News ID: 279431
Published: 0307 GMT January 12, 2021

Widow pays tribute to Boseman at virtual Gotham Film Awards

Widow pays tribute to Boseman at virtual Gotham Film Awards

Chadwick Boseman was remembered by his widow as an actor who "gave himself over fully to every moment".

Accepting an award on the late star's behalf at a virtual Gotham Film Awards, Simone Ledward Boseman said he had been "the most honest person I've ever met", BBC reported.

"He didn't just stop at speaking the truth," she continued. "He actively searched for it in himself, in those around him and in the moment."

The ‘Black Panther’ star died of cancer in August last year at the age of 43.

He was honored with the Gotham Awards actor tribute prize.

In a video message played during Monday's awards presentation, Ledward Boseman fought back tears as she spoke about her "imperfect but determined" husband.

She said he had been "blessed to live many lives within his concentrated one" and implored him to "keep shining your light on us".

Best known for his role in the Marvel superhero franchise, Boseman also played real-life figures such as James Brown (‘Get on Up’) and Jackie Robinson (‘42’).

He was also nominated posthumously for the Gotham Film Awards’ best actor award for his work in Netflix drama ‘Ma Rainey's Black Bottom’.

Riz Ahmed, who won the prize for his role as a musician who goes deaf in ‘Sound of Metal’, also paid tribute to Boseman as he accepted his honor.

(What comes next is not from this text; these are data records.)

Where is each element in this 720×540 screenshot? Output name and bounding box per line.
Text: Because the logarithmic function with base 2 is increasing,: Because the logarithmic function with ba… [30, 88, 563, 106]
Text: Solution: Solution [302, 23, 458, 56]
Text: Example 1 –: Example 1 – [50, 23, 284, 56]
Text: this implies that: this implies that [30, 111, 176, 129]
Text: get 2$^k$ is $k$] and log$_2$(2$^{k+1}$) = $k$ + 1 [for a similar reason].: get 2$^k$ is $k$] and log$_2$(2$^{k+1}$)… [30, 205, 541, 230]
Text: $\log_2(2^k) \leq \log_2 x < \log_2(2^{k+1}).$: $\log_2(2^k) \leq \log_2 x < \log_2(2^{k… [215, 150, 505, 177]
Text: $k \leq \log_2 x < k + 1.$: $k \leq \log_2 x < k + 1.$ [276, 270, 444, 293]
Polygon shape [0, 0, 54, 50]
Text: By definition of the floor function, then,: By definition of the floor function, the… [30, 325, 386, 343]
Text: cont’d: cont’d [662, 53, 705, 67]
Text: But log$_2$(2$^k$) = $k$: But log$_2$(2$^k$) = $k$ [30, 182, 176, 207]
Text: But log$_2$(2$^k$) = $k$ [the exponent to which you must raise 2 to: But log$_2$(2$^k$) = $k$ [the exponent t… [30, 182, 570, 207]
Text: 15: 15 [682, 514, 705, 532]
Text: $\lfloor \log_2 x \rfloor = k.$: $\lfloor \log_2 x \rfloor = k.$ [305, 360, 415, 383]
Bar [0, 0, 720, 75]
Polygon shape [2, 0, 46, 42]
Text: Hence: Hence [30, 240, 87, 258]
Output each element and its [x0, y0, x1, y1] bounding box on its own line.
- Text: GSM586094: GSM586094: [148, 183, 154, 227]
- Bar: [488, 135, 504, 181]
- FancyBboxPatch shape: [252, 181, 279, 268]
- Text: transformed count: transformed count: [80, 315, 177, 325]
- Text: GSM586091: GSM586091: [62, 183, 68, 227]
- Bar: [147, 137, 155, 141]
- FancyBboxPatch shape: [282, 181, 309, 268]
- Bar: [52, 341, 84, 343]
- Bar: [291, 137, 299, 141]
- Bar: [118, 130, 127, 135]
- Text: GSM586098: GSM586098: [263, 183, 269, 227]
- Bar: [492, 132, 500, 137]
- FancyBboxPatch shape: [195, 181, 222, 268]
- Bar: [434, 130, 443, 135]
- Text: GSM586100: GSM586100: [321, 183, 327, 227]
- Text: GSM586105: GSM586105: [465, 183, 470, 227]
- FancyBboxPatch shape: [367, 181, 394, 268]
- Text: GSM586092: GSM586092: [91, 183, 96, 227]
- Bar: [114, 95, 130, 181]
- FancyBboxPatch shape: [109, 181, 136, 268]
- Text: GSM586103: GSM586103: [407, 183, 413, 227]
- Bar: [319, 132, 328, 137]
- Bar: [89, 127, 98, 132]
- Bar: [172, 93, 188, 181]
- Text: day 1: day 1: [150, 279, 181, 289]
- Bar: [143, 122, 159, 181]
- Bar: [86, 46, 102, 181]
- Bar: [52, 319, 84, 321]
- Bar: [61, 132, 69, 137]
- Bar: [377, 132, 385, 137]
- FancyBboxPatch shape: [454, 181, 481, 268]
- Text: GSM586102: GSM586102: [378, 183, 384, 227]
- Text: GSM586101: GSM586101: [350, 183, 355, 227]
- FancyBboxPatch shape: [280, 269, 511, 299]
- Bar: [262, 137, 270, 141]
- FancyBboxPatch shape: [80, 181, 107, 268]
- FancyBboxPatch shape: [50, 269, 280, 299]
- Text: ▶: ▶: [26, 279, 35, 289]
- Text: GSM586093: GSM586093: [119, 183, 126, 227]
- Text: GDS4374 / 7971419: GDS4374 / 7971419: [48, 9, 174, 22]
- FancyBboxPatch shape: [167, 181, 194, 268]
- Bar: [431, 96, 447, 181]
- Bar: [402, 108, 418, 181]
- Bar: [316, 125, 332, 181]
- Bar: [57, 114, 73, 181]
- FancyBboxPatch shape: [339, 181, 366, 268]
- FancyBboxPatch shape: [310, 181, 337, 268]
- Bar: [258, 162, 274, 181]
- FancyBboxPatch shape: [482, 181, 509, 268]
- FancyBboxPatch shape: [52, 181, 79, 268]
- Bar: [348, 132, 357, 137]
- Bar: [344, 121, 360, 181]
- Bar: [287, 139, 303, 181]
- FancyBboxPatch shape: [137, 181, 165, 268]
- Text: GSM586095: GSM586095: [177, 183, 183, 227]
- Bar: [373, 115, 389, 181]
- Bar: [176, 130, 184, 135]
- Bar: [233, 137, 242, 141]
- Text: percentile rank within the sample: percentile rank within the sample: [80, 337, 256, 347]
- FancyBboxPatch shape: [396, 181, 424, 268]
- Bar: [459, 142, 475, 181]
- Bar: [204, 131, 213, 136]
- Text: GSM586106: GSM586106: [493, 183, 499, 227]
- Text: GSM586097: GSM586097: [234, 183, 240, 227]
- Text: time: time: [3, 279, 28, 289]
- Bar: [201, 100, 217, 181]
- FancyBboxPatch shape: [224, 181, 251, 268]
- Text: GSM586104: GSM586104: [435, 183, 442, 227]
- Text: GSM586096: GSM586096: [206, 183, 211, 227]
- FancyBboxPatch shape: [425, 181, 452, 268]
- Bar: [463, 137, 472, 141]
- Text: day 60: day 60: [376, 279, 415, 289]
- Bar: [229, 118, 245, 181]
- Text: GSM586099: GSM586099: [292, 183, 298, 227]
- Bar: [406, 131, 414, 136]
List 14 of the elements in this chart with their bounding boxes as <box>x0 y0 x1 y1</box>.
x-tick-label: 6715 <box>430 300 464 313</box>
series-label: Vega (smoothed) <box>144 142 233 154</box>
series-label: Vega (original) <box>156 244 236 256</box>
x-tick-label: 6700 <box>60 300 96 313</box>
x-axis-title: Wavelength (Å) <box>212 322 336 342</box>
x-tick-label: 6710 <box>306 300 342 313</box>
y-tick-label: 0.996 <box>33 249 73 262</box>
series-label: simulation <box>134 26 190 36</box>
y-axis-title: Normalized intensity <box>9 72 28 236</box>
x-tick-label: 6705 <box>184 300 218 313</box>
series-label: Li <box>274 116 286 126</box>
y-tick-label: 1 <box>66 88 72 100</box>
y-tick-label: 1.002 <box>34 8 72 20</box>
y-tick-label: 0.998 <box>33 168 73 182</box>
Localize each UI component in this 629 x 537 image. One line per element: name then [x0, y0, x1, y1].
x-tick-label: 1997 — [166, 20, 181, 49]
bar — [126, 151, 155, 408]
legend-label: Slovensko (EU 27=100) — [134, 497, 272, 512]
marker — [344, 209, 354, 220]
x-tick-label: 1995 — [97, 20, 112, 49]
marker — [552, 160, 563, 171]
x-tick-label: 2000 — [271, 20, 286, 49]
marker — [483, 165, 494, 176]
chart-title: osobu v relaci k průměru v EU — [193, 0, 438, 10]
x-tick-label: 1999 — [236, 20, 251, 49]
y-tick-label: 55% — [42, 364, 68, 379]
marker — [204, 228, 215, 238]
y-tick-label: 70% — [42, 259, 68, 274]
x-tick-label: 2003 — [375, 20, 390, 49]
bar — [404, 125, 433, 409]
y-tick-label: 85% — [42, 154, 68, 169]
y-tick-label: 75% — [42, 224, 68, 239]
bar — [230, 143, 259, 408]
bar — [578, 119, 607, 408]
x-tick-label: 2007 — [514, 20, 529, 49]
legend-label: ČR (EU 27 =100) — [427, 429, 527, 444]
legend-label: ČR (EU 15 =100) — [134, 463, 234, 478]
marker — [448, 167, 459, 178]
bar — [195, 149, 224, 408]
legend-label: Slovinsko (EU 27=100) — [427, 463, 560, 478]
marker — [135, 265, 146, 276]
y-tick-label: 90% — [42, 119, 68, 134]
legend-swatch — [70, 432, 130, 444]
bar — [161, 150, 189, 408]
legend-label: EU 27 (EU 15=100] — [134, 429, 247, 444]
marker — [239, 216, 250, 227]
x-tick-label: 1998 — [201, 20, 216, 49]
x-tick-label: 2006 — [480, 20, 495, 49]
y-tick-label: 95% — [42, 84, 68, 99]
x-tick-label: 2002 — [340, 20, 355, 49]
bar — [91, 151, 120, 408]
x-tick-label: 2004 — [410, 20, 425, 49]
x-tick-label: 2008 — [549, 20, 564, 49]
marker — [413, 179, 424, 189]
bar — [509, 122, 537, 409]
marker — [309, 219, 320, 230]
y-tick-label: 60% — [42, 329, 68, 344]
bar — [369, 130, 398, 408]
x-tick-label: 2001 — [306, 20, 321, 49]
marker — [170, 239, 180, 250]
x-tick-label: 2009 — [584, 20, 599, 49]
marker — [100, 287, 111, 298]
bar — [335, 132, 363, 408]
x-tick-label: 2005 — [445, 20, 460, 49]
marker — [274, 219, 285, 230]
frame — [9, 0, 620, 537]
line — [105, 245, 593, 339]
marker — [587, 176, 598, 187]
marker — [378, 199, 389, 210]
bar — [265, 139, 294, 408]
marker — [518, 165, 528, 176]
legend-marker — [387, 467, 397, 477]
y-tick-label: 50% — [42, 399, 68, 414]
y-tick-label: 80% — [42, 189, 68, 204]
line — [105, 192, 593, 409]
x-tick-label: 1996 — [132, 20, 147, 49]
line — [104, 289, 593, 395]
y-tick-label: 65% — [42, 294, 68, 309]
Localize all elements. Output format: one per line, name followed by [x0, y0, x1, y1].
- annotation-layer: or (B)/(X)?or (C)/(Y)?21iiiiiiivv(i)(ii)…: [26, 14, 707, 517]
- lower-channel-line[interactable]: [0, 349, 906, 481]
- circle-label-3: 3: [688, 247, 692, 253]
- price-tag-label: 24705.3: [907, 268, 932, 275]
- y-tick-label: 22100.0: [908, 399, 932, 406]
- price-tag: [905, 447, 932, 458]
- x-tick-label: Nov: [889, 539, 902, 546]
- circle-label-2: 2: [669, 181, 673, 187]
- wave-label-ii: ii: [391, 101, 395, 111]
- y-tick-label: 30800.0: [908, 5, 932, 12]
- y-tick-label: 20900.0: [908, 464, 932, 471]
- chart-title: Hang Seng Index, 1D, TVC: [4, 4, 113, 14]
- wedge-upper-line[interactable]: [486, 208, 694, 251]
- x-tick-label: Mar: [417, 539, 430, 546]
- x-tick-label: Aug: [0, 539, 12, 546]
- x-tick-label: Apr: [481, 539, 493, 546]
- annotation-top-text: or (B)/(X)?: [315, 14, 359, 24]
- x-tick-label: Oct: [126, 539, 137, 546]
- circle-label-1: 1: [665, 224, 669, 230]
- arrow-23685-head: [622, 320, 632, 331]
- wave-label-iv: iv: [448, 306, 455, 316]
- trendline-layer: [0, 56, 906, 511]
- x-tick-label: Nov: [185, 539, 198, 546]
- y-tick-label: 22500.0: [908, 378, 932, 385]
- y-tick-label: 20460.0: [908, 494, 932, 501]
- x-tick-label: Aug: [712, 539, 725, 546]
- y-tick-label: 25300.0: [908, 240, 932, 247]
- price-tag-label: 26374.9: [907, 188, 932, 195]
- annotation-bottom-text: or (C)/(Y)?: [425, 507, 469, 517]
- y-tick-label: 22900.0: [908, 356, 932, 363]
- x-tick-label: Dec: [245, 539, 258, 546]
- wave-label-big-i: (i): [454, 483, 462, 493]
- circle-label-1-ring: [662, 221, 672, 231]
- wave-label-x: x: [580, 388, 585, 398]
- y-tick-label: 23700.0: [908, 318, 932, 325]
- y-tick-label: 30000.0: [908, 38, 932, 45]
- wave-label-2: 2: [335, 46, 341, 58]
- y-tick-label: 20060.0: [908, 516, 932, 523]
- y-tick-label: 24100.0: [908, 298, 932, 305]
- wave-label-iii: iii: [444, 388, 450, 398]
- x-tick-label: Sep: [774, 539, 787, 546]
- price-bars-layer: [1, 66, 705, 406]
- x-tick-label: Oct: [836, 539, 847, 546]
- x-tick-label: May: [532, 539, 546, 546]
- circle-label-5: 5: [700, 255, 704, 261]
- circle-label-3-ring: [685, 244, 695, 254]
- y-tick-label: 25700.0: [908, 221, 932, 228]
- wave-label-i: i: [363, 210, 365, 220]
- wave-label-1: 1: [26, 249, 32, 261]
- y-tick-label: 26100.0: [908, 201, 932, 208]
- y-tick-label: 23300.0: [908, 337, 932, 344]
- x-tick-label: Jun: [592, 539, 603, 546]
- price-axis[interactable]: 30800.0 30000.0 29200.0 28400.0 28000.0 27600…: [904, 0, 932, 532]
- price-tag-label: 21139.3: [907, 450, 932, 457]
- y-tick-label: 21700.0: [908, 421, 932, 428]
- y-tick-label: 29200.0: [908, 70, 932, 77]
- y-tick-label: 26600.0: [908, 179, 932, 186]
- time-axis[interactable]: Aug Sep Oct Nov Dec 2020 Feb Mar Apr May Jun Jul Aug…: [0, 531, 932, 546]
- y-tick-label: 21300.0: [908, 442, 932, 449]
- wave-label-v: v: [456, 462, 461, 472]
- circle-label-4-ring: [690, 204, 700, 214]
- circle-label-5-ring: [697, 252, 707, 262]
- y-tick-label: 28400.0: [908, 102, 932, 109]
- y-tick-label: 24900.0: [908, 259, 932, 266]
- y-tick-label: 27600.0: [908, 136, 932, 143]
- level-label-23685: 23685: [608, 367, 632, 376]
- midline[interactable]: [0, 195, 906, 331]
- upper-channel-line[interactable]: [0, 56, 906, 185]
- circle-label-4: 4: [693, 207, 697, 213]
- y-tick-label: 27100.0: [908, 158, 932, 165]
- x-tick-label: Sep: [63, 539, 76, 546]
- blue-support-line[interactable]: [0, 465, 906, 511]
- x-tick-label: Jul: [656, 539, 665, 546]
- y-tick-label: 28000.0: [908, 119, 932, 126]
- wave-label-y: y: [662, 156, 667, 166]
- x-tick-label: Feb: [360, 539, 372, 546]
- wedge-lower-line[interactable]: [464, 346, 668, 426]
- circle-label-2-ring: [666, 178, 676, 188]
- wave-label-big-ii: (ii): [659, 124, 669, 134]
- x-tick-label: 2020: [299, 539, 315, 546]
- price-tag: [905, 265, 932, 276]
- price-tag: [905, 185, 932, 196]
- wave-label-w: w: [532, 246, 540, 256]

The British actor said his fellow nominee had been "truly inspiring" and had set "an example for all of us" with his "humanity and dignity".

Viola Davis, Boseman's costar in ‘Ma Rainey's Black Bottom’, received another of the evening's honorary accolades for her work in the film.

Presented annually by the Independent Filmmaker Project, the Gotham Film Awards are one of the first events to be held during the yearly awards season.

The best feature award was presented to ‘Nomadland’, confirming the Frances McDormand drama as one of this year's leading awards contenders.

The film, about a community of elderly idealists roaming the US in dilapidated vans, was also presented with an audience award.

Yet two-time Oscar winner McDormand missed out on the best actress prize, which went instead to ‘Miss Juneteenth’ star Nicole Beharie.

Other British winners included Kingsley Ben-Adir, who received the breakthrough actor prize for playing Malcolm X in ‘One Night in Miami’.

Britain's Steve McQueen said he was "very grateful" to receive a special director's prize for his ‘Small Axe’ anthology of films.

There was also recognition for Michaela Coel's ‘I May Destroy You’, which won one of two awards given for breakthrough TV series.

This year's ceremony was held in New York without an audience, with all the winners accepting their accolades via video link.


More recognition


Boseman received further awards recognition on Tuesday when he was nominated for two London Critics' Circle Film Awards.

In addition to a best actor nod for ‘Ma Rainey's Black Bottom’, he also earned a supporting actor nomination for Spike Lee's ‘Da 5 Bloods’.

Horror film ‘Saint Maud’ has received the most nominations, picking up citations in eight categories including film of the year.

‘Nomadland’ has received five nominations — one fewer than ‘Rocks’, Sarah Gavron's coming-of-age story about London teenagers.

The 41st London Critics' Circle Film Awards will be presented virtually on February 7.